Muitas vezes o eleitor fica com o projeto conservador mais por receio do projeto progressista do que propriamente pelas qualidades daquele escolhido. Isso acontece porque a proposta apresentada não é capaz de demonstrar que viria para melhorar. Empresários e setores das classes médias temem que obras sejam paralisadas, greves e movimentos sociais sejam promovidos, que se torrem os recursos públicos com programas sociais, não tendo a preocupação de gerar novos investimentos.

Todas as cidades podem fazer transformações positivas em pouco tempo, seja por uma visão estratégica, pela reciclagem de espaços ociosos, intervenções pontuais – a acupuntura urbana –, gerar novas energias e desencadear suas potencialidades. Falta de dinheiro não justifica falta de ideias. Diversas ações exigem mais criatividade do que um grande volume de recursos.
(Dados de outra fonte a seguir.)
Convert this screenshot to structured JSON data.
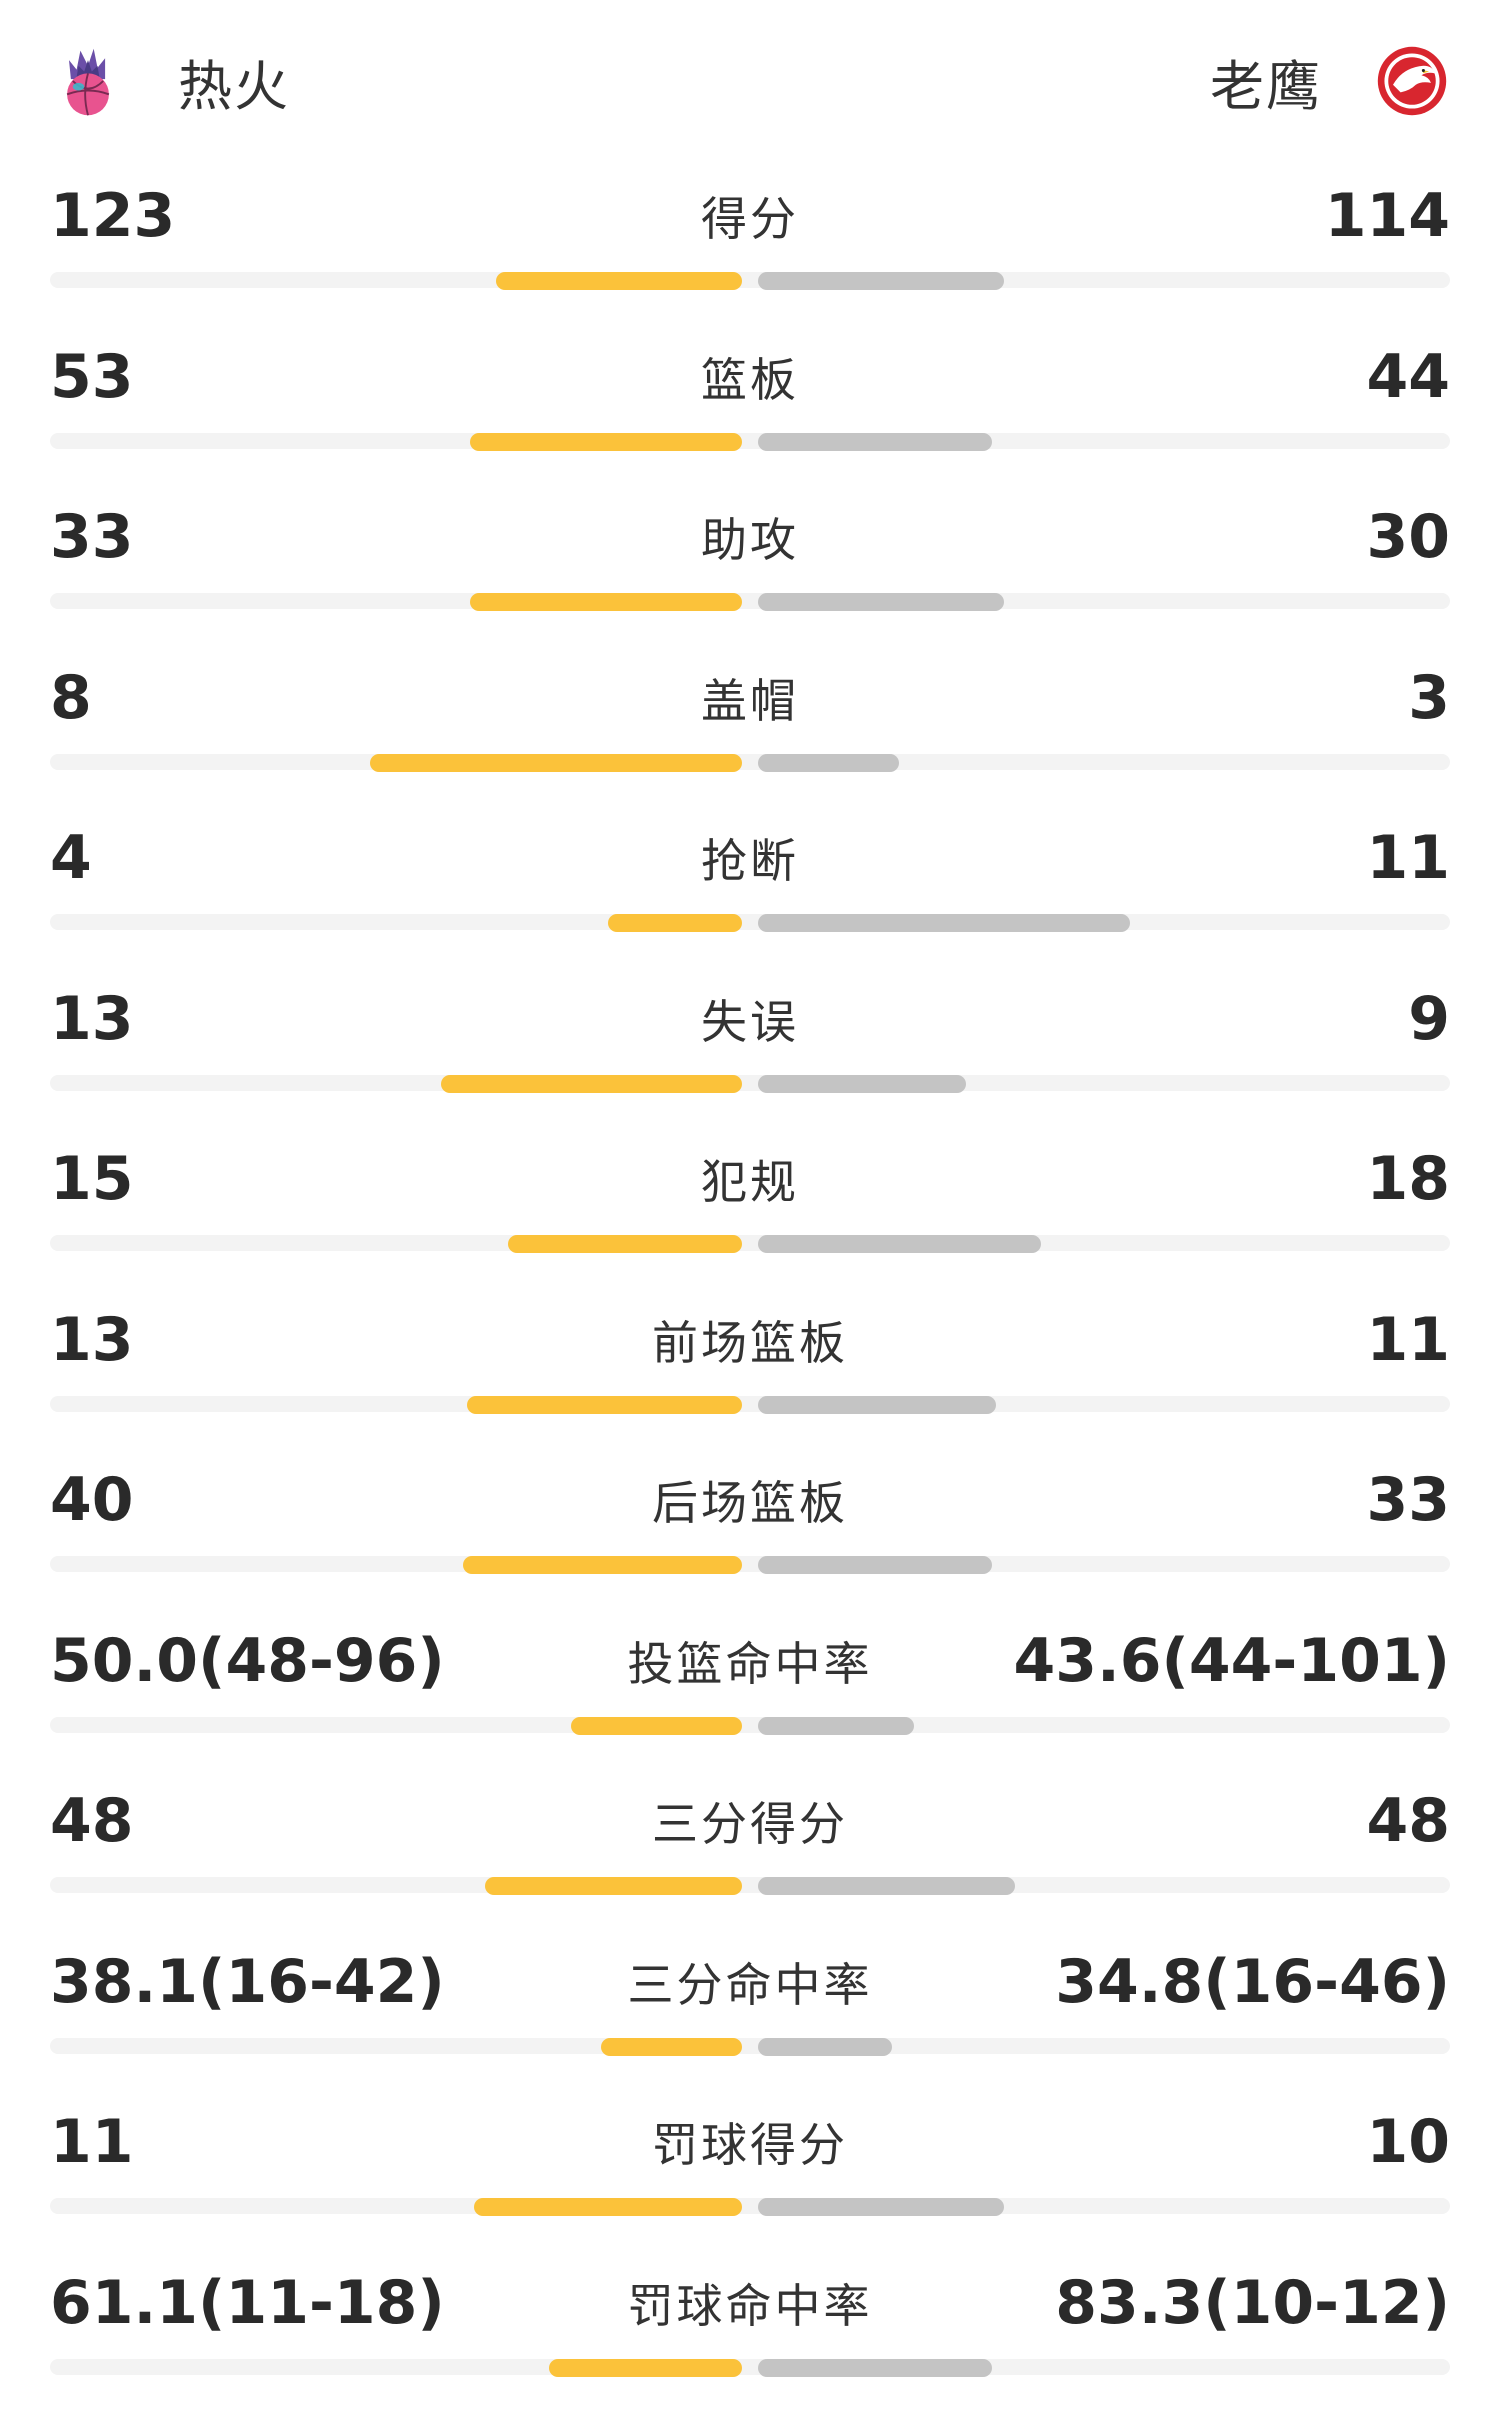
{
  "teams": {
    "home": {
      "name": "热火",
      "logo": "heat-logo-icon"
    },
    "away": {
      "name": "老鹰",
      "logo": "hawks-logo-icon"
    }
  },
  "colors": {
    "home_bar": "#fbc23a",
    "away_bar": "#c4c4c4",
    "track": "#f3f3f3"
  },
  "stats": [
    {
      "label": "得分",
      "left": "123",
      "right": "114",
      "left_fill": 0.66,
      "right_fill": 0.66
    },
    {
      "label": "篮板",
      "left": "53",
      "right": "44",
      "left_fill": 0.73,
      "right_fill": 0.63
    },
    {
      "label": "助攻",
      "left": "33",
      "right": "30",
      "left_fill": 0.73,
      "right_fill": 0.66
    },
    {
      "label": "盖帽",
      "left": "8",
      "right": "3",
      "left_fill": 1.0,
      "right_fill": 0.38
    },
    {
      "label": "抢断",
      "left": "4",
      "right": "11",
      "left_fill": 0.36,
      "right_fill": 1.0
    },
    {
      "label": "失误",
      "left": "13",
      "right": "9",
      "left_fill": 0.81,
      "right_fill": 0.56
    },
    {
      "label": "犯规",
      "left": "15",
      "right": "18",
      "left_fill": 0.63,
      "right_fill": 0.76
    },
    {
      "label": "前场篮板",
      "left": "13",
      "right": "11",
      "left_fill": 0.74,
      "right_fill": 0.64
    },
    {
      "label": "后场篮板",
      "left": "40",
      "right": "33",
      "left_fill": 0.75,
      "right_fill": 0.63
    },
    {
      "label": "投篮命中率",
      "left": "50.0(48-96)",
      "right": "43.6(44-101)",
      "left_fill": 0.46,
      "right_fill": 0.42
    },
    {
      "label": "三分得分",
      "left": "48",
      "right": "48",
      "left_fill": 0.69,
      "right_fill": 0.69
    },
    {
      "label": "三分命中率",
      "left": "38.1(16-42)",
      "right": "34.8(16-46)",
      "left_fill": 0.38,
      "right_fill": 0.36
    },
    {
      "label": "罚球得分",
      "left": "11",
      "right": "10",
      "left_fill": 0.72,
      "right_fill": 0.66
    },
    {
      "label": "罚球命中率",
      "left": "61.1(11-18)",
      "right": "83.3(10-12)",
      "left_fill": 0.52,
      "right_fill": 0.63
    }
  ]
}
Um plano de desenvolvimento urbano requer priorizar áreas de grande impacto no futuro da cidade, elaborando estudos prospectivos para balizar seu desenvolvimento, visões, objetivos e ações. Projeta-se o futuro no presente, baseado nas lições do passado, com escalas de curto prazo, médio prazo e longo prazo. Os planos de curto prazo remetem aos objetivos de médio e longo prazo. O planejamento conecta o presente e o futuro, em esforços coordenados e nas suas devidas etapas. Ao mesmo tempo, é flexível, se adaptando as necessidades gerais. Planejamento como ação de intervenção no futuro, mediando tendências, mas seguindo diversos planos simultaneamente, definindo prioridades e fortalecendo as formas de execução no devido tempo.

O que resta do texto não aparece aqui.